The biggest issue is user education, but people have to want to increase their security and if we look at what gets posted to social media, the reality seems to be security takes a back seat.
Any time the government demands that certain features be included in a private citizen's communication device I get paranoid.
A car can cost 20 times or more than a phone at full retail. There is a reason kill switches have not taken off as a consumer demanded product on cars even though the potential for financial loss is greater. I know we all hate car analogies, but I am going to look to the automotive industry for a parallel solution in the mobile phone industry as follows:
1. Hold the cell phone providers accountable for activating phones with serial numbers that have been reported stolen.

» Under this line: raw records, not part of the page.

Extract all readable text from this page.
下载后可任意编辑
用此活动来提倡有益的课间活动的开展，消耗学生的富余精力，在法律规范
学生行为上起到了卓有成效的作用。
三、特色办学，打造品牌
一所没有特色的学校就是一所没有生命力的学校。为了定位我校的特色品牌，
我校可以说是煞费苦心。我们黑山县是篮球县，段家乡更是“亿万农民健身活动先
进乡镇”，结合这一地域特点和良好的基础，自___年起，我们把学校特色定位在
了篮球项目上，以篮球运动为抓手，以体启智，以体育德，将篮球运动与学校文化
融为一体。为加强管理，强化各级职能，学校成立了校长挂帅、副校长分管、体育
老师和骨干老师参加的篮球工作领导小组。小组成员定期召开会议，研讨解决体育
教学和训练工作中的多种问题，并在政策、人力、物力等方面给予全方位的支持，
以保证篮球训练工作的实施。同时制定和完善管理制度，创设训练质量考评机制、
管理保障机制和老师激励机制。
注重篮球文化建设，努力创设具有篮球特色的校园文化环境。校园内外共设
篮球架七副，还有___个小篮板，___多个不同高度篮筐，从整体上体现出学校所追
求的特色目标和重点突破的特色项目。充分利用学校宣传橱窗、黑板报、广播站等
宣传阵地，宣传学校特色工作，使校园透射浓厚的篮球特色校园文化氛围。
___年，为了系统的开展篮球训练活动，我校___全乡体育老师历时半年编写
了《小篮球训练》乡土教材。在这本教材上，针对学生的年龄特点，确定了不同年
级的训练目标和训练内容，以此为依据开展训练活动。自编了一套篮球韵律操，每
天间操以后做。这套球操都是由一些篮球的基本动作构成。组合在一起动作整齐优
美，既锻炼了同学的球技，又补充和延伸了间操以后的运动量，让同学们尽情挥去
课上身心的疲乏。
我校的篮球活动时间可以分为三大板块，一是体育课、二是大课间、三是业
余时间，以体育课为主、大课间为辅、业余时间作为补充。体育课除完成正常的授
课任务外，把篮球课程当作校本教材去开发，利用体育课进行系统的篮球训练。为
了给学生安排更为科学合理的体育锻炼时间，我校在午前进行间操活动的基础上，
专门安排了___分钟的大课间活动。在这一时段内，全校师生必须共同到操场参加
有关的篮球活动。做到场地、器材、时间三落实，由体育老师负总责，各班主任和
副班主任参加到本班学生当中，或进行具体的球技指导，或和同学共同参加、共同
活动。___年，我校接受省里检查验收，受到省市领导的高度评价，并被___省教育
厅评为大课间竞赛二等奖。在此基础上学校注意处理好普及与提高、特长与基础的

Provide a national registry for stolen phone serial numbers.
2. Encourage 3rd party or competitive insurance offerings for phones similar to what people can buy for their cars. Make these reputation based. Some people are lower risk than others. I’ve lost zero phones in 15 years of carrying them and I suspect there are many others like me.
3. Educate the end user about password locking and encryption, so that even if their phone is stolen their data will remain safe. A common thief might find value in the purse sitting on your car seat but not enough cost/benefit of stealing the actual car. Point being that if the phone is itself worthless because it can’t be reactivated, then the next most valuable thing could be the data on it. If it is impossible to get the data off for the common thief, then their incentive to steal it in the first place is gone.
None of this requires the government to have the ability to turn off your phone.